Perhaps most impressive is the fact that none of the film’s comic elements diminish its dramatic moments. This is a film about two competing clans, a samurai who becomes a champion for the underprivileged, a woman whose life is dictated to her by men, and the notion of honor. I was amazed at how well the film addressed each of these elements, while simultaneously retaining its humor.

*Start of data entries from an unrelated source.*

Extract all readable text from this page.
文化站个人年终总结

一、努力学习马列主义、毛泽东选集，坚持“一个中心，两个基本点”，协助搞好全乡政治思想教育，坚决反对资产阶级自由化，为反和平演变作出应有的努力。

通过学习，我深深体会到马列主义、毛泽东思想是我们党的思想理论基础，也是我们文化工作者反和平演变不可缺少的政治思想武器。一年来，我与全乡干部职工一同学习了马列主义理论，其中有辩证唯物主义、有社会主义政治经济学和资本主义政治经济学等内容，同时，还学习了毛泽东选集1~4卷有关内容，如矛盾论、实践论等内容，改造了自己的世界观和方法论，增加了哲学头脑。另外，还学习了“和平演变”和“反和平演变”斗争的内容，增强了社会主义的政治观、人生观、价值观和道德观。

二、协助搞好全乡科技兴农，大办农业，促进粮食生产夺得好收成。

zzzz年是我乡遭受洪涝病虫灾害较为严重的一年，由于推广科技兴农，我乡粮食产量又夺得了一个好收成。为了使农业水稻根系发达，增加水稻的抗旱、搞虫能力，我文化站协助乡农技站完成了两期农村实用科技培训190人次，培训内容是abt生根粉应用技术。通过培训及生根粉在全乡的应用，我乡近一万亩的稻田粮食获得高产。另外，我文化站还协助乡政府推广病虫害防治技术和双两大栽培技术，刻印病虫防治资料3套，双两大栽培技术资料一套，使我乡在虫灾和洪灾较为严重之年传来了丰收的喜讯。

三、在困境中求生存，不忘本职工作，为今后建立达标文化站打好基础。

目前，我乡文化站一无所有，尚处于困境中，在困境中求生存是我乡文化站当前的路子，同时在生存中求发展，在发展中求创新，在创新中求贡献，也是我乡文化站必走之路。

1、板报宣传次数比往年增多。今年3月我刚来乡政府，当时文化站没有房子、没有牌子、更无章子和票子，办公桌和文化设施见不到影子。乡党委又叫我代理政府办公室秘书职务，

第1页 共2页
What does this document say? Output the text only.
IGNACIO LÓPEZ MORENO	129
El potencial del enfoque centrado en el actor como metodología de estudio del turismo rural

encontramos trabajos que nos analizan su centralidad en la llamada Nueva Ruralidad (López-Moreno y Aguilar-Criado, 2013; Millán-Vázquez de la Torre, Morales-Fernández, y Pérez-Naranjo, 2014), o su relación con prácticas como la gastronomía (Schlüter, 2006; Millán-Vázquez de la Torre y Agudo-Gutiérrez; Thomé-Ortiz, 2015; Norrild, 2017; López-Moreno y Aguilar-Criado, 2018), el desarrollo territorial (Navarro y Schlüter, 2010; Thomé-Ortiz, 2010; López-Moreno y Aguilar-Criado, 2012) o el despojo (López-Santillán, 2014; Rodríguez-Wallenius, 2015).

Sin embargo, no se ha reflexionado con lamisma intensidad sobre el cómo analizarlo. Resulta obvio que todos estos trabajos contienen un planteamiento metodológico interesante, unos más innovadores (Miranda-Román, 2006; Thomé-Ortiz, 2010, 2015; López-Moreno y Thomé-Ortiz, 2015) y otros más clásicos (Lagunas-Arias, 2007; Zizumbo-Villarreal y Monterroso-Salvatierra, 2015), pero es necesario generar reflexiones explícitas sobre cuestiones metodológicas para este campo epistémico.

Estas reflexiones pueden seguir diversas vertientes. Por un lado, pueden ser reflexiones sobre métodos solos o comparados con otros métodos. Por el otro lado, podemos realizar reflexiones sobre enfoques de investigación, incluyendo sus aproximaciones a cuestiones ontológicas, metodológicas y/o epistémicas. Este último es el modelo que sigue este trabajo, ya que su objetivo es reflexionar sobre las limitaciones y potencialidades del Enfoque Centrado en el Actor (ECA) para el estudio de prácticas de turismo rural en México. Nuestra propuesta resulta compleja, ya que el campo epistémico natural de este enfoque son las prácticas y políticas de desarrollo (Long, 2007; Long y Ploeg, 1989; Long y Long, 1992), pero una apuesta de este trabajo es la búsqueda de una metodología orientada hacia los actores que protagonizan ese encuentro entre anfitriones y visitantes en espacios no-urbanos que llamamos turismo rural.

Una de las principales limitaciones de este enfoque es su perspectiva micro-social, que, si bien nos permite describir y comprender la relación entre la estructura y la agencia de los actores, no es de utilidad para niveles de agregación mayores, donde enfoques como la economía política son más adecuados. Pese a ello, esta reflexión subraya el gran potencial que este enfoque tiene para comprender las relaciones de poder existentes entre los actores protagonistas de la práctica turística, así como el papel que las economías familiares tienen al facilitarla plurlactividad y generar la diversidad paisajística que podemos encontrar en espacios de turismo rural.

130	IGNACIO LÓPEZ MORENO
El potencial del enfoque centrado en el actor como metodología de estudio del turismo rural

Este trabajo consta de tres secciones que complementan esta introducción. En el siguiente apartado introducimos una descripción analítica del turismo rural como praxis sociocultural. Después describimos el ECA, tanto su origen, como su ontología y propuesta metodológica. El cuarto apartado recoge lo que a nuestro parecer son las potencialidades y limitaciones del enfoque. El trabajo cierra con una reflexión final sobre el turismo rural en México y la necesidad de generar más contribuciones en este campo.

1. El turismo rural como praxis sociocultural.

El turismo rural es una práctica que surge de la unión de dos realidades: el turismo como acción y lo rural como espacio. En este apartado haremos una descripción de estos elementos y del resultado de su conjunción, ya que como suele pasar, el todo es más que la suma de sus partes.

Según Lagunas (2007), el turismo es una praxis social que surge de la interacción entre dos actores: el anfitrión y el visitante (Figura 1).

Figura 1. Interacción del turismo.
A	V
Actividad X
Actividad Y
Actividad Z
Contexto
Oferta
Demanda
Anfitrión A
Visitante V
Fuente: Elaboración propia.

Completing the sixth volume of Digital Meme’s Talking Silents is Sentaro Shirai’s 1927 film Skull, a film that could not be more different than The Color Print of Edo: Hatamoto to Michiyakko. The film takes place during the seventeenth century, just after the Tokugawa Shogunate issue anti-Christian edicts in an attempt to eradicate Christianity from Japan. The actions of the Shogunate result in a war between its forces and local Christian lords. One of the men defending Christianity is Reinosuke Ushio (Utaemon Ichikawa). The film follows two tracks. First, we see the battle between the Christians and the Shogunate, a battle that history tells us Ushio and his men are destined to lose. The film also shows viewers the woman and child that Ushio leaves behind. It cannot be easy to watch the one you love go off to fight a war; it must be twice as difficult to hear people say that when he returns, he’s going to marry someone else. And even though there is no evidence that this is true, the rumor is enough to nudge Osetsu (Ritsuko Niizuma) towards irrationality. The film is both fascinating and tragic, showing the power of rumor and the harshness of shogunate law. Both films are certainly worth watching. (on DVD)
The Color Print of Edo: Hatamoto to Michiyakko – 4 stars
Skull – 3 and a half stars
*Both films are narrated by Midori Sawato. The DVD also includes benshi Shunsui Matsuda narrating The Color Print of Edo: Hatamoto to Michiyakko.
*The meaning of the phrase Hatamoto to Michiyakko is explained by film critic Tadao Sato on the DVD’s special features. It is important to the film.